Travel Misery

27th August 2004

The first unwritten rule of any good coaster trip is a stupidly early departure from an airport on a full flight which ends up running late. This morning's Air France flight to Paris departed twenty minutes behind schedule thanks to several tardy passengers, and the resulting missed slot at the destination left us with a full three quarters of an hour in a holding pattern. The delays continued even when on the ground, as we stopped at a remote parking area at least ten minutes drive from the terminal building. The pilot told us that remote parking is standard practice at the airport at the moment, thanks to the recent collapse of part of the terminal.

The second terminal at Charles de Gaulle airport is a large H-shaped building that currently features six halls, three on each side. My flight brought me into Hall F, and I quickly began walking towards Hall C where I'd arranged to meet George. The pedestrian route between the different halls has moving walkways, and it didn't take me long to reach my destination. Unfortunately, a large barrier stood in my way, as did a security guard jabbering away at anyone who would listen in high velocity French. Rather than try to figure out what was going on, I made my way to Hall D, hoping to walk across the car park, but the same scenario greeted me. In desperation, I boarded a shuttle bus, which drove about ten metres and then stopped dead. Yet more high velocity French ensued, though in this case I was rescued by a sympathetic local; it turned out that there was a bomb scare covering those two halls, and nobody was allowed to enter.

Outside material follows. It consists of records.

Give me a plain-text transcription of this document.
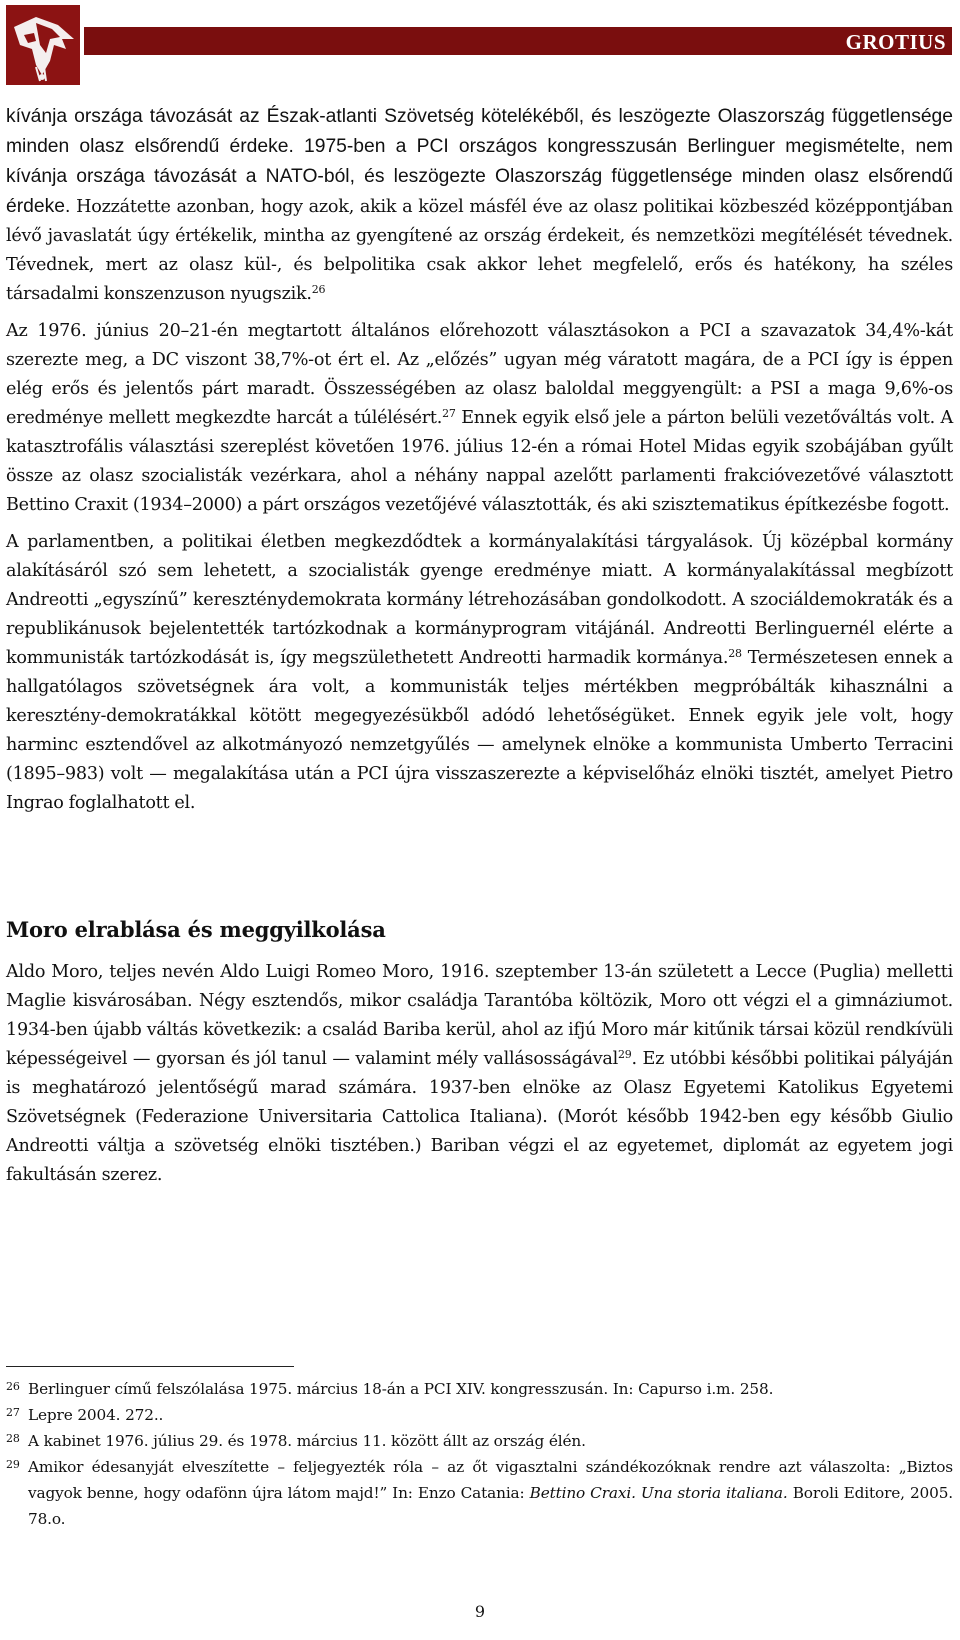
GROTIUS

kívánja országa távozását az Észak-atlanti Szövetség kötelékéből, és leszögezte Olaszország függetlensége minden olasz elsőrendű érdeke. 1975-ben a PCI országos kongresszusán Berlinguer megismételte, nem kívánja országa távozását a NATO-ból, és leszögezte Olaszország függetlensége minden olasz elsőrendű érdeke. Hozzátette azonban, hogy azok, akik a közel másfél éve az olasz politikai közbeszéd középpontjában lévő javaslatát úgy értékelik, mintha az gyengítené az ország érdekeit, és nemzetközi megítélését tévednek. Tévednek, mert az olasz kül-, és belpolitika csak akkor lehet megfelelő, erős és hatékony, ha széles társadalmi konszenzuson nyugszik.$^{26}$

Az 1976. június 20–21-én megtartott általános előrehozott választásokon a PCI a szavazatok 34,4%-kát szerezte meg, a DC viszont 38,7%-ot ért el. Az „előzés” ugyan még váratott magára, de a PCI így is éppen elég erős és jelentős párt maradt. Összességében az olasz baloldal meggyengült: a PSI a maga 9,6%-os eredménye mellett megkezdte harcát a túlélésért.$^{27}$ Ennek egyik első jele a párton belüli vezetőváltás volt. A katasztrofális választási szereplést követően 1976. július 12-én a római Hotel Midas egyik szobájában gyűlt össze az olasz szocialisták vezérkara, ahol a néhány nappal azelőtt parlamenti frakcióvezetővé választott Bettino Craxit (1934–2000) a párt országos vezetőjévé választották, és aki szisztematikus építkezésbe fogott.

A parlamentben, a politikai életben megkezdődtek a kormányalakítási tárgyalások. Új középbal kormány alakításáról szó sem lehetett, a szocialisták gyenge eredménye miatt. A kormányalakítással megbízott Andreotti „egyszínű” kereszténydemokrata kormány létrehozásában gondolkodott. A szociáldemokraták és a republikánusok bejelentették tartózkodnak a kormányprogram vitájánál. Andreotti Berlinguernél elérte a kommunisták tartózkodását is, így megszülethetett Andreotti harmadik kormánya.$^{28}$ Természetesen ennek a hallgatólagos szövetségnek ára volt, a kommunisták teljes mértékben megpróbálták kihasználni a keresztény-demokratákkal kötött megegyezésükből adódó lehetőségüket. Ennek egyik jele volt, hogy harminc esztendővel az alkotmányozó nemzetgyűlés — amelynek elnöke a kommunista Umberto Terracini (1895–983) volt — megalakítása után a PCI újra visszaszerezte a képviselőház elnöki tisztét, amelyet Pietro Ingrao foglalhatott el.

Moro elrablása és meggyilkolása

Aldo Moro, teljes nevén Aldo Luigi Romeo Moro, 1916. szeptember 13-án született a Lecce (Puglia) melletti Maglie kisvárosában. Négy esztendős, mikor családja Tarantóba költözik, Moro ott végzi el a gimnáziumot. 1934-ben újabb váltás következik: a család Bariba kerül, ahol az ifjú Moro már kitűnik társai közül rendkívüli képességeivel — gyorsan és jól tanul — valamint mély vallásosságával$^{29}$. Ez utóbbi későbbi politikai pályáján is meghatározó jelentőségű marad számára. 1937-ben elnöke az Olasz Egyetemi Katolikus Egyetemi Szövetségnek (Federazione Universitaria Cattolica Italiana). (Morót később 1942-ben egy később Giulio Andreotti váltja a szövetség elnöki tisztében.) Bariban végzi el az egyetemet, diplomát az egyetem jogi fakultásán szerez.

26 Berlinguer című felszólalása 1975. március 18-án a PCI XIV. kongresszusán. In: Capurso i.m. 258.
27 Lepre 2004. 272..
28 A kabinet 1976. július 29. és 1978. március 11. között állt az ország élén.
29 Amikor édesanyját elveszítette – feljegyezték róla – az őt vigasztalni szándékozóknak rendre azt válaszolta: „Biztos vagyok benne, hogy odafönn újra látom majd!” In: Enzo Catania: Bettino Craxi. Una storia italiana. Boroli Editore, 2005. 78.o.
9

At long last the alert was lifted, allowing us to meet at the car rental. A few minutes later we had hit the road, armed only with some computerised directions and a local map. We quickly realised that a local map was not sufficient to navigate, as the motorway signs only showed the final destination of roads rather than the many places that it might lead in between. Our plan to hit two parks in the same day suddenly seemed like a long shot, especially given that it was already noon. We were rescued by a sign for Parc Asterix, which gave us a good excuse to rearrange the trip; our planned parks would have to wait.

 

Parc Asterix

27th August 2004

Parc Asterix

We'd bought tickets for Parc Asterix on the Internet before our visit, both to save a few euro and a few minutes queuing. It turned out that all we'd managed to buy was a voucher which could be exchanged for tickets, and the wait in this line was actually longer than the main admission window. Be that as it may, we simply had to show photo identification to collect our actual tickets. My work card was accepted without question, making me wonder just how many eircom employees have pre-purchased tickets for Parc Asterix in the recent past. But I digress.

It was only walking through the gate that I remembered that this park was home to what is widely considered one of the worst roller coasters in the known universe. Goudurix (#337) is memorable for all the wrong reasons, though it didn't seem anything like as jarring as some of the Arrow-built looping coasters I've ridden in recent years. Part of this might have been the considerable padding that appears to have been added to the trains of late; after all, being savaged with a cushion doesn't tend to hurt too much. One circuit was still ample, but it is a ride that I'd be willing to repeat in the future.

Our next ride was on Vol d'Icare (#338), a nicely themed Zierer family coaster marred by horrible capacity; though nominally this ride should be capable of well over a thousand people per hour it was doing nothing like that today. The staff were doing their best, ensuring that two people were in each row, but at the end of the day they could only do so much with a single operational train. Icarus did indeed seem to be falling into the sea.

Of all the rides in this park the one that I'd been looking forward to most was Tonnerre de Zeus (#339). While the CCI-built attraction was not the first wooden coaster in France, it was the only one to make it to number one position on worldwide roller coaster polls. The queue line begins beneath a huge statue of Zeus holding a thunder bolt, albeit with a somewhat odd touch pictured, er, below. The designers clearly had a somewhat quirky sense of humour. We were lucky enough to get a front seat for our first ride, and while it was fun the experience was distinctly underwhelming. The back seat, however, was something else entirely, easily deserving of a top ten coaster ranking. We had an English woman and her daughter in the row in front of us, and the resultant sound effects in a middle English accent made for a hilarious background to a truly wild ride. Look at my hay-re!

Parc Asterix

The longest wait of the day was strangely enough to be found on the coaster with the largest theoretical capacity. Five trains were in use on the Trace du Hourra (#340), the only Mack bobsled coaster in the world that isn't painted white. One doubts that the park could use this as an effective marketing slogan, but given the ride name they likely have more serious problems! I really do like bobsled coasters, and this one is up there with the best of them; it is surprisingly long too, taking two and a half minutes to cover its trail of hooray!

We quickly credit-whored our way through Périférix (#341) and the Ronde des Rondins (#342) before heading across to the Transdemonium ride, a rather unusual take on the ghost train genre. The ride vehicles constantly change their speed while an evil puppet constantly tries to scare you. The ride finishes with a coaster style drop that works really well.